La curiosité a parfois du bon, permettant de découvrir des oeuvres qui ne nous emballaient pas au premier abord mais qui s'avèrent au final hautement satisfaisantes. N'y voyant qu'un énième récit initiatique pour ado, une sorte de Harry Potter dans l'espace, "La stratégie Ender" faillit m'échapper, jusqu'à ce que son aura de petit classique de la littérature ne vienne sonner à mes oreilles.
Premier volet d'un cycle comportant pas moins de six livres et rédigé en 1985 par Orson Scott Card, "La stratégie Ender" évoque effectivement la saga imaginée bien plus tard par J.K. Rowling, à ceci près que l'on s'attarde ici essentiellement sur l'entraînement de son jeune héros. Un peu comme si Rowling décidait de consacrer un tome entier à une partie de quidditch.
Mais plus le récit avance, plus il apparaît que ce "Starship Troopers" au premier degré n'est pas ce qu'il semble être, cachant derrière sa banale histoire de sauveur de l'humanité des ramifications bien plus complexes et ionnantes, l'auteur profitant du cadre de la S-F jeunesse pour livrer une critique acerbe envers le monde qui l'entoure (nous sommes alors en plein conflit USA / URSS), pointant du doigt la manipulation des masses et surtout l'endoctrinement, à travers le portrait d'un simple gosse conditionné pour devenir le soldat ultime, au détriment de sa vie et de sa propre humanité.
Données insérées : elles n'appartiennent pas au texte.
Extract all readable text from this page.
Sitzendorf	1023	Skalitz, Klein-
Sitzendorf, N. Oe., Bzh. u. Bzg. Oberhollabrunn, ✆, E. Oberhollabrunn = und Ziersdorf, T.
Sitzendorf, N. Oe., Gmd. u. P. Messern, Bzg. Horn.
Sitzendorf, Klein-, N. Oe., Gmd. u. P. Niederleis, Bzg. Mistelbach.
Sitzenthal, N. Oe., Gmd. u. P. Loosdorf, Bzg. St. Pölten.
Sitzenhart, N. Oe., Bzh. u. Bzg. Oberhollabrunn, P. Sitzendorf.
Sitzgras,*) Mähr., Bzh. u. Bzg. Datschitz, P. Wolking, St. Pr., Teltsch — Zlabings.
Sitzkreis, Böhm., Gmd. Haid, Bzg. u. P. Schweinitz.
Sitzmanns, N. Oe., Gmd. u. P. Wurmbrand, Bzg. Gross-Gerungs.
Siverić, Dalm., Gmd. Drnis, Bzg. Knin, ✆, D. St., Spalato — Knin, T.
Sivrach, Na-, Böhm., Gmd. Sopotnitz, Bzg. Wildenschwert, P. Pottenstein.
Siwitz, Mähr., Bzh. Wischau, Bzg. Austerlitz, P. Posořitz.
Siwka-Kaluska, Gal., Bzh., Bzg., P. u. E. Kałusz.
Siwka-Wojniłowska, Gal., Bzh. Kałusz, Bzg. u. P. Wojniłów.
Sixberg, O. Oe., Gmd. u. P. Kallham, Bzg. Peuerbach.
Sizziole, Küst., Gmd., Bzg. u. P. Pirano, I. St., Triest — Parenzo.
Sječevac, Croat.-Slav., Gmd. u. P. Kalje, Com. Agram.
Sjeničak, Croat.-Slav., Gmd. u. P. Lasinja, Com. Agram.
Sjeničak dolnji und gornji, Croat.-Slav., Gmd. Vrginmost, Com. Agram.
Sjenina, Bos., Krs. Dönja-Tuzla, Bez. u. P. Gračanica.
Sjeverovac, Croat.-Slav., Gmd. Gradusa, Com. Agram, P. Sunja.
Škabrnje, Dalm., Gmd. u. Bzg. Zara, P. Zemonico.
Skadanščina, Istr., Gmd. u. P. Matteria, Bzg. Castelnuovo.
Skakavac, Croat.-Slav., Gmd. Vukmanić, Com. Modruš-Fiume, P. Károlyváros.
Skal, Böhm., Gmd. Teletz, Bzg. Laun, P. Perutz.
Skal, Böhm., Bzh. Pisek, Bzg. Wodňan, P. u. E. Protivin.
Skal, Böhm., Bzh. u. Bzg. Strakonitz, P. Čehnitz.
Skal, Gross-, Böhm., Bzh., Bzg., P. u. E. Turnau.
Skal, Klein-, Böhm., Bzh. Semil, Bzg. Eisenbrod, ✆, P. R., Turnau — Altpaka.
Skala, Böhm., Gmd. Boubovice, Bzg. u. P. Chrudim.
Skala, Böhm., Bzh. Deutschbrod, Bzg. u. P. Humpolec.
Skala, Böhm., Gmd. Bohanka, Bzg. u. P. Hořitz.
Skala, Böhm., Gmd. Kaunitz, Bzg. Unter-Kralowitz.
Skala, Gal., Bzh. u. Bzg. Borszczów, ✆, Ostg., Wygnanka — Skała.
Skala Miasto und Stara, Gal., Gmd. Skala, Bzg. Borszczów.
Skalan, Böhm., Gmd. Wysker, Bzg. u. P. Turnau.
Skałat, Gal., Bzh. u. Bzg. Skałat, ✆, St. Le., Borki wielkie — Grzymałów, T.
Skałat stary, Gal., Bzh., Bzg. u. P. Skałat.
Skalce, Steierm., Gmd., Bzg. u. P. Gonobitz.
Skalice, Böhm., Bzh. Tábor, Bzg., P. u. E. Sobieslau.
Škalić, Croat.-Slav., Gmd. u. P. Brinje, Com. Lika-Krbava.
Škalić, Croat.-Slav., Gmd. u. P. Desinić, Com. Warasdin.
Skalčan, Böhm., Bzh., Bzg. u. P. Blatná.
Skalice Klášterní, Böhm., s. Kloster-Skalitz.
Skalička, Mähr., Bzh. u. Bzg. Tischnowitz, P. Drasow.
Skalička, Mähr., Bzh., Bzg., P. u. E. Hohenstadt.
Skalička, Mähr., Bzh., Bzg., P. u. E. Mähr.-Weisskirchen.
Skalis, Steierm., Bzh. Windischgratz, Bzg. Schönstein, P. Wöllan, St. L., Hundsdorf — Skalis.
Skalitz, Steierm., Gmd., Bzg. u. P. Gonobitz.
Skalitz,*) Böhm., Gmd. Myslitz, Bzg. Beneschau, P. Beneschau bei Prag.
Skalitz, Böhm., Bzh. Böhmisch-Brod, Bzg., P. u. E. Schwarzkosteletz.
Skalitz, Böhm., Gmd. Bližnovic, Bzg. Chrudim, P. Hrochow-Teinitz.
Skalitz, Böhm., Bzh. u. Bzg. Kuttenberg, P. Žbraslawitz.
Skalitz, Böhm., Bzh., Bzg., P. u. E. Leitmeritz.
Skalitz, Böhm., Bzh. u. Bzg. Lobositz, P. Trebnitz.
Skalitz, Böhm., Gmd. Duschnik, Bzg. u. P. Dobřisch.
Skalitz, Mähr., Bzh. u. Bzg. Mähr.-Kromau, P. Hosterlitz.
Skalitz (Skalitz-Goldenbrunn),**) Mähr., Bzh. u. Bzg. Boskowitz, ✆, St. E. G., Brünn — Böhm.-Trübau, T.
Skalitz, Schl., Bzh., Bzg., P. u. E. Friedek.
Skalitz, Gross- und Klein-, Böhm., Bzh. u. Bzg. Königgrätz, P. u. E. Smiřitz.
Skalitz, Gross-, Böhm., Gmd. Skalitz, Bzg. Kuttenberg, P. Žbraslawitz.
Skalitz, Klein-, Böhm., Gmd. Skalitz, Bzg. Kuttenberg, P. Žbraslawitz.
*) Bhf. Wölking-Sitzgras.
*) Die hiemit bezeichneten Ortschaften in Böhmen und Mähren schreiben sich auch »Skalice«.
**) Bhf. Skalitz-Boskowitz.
Sacrément en avance sur son temps, prédisant déjà l'avènement des réseaux sociaux et la récupération du médium videoludique à des fins militaires et politiques, "La stratégie Ender" est une belle surprise pour ma part, compensant ses quelques redondances par un fond pertinent et par un message humaniste, se concluant avec émotion et mélancolie sur l'ultime cri d'amour et de paix de deux races n'ayant pu se comprendre.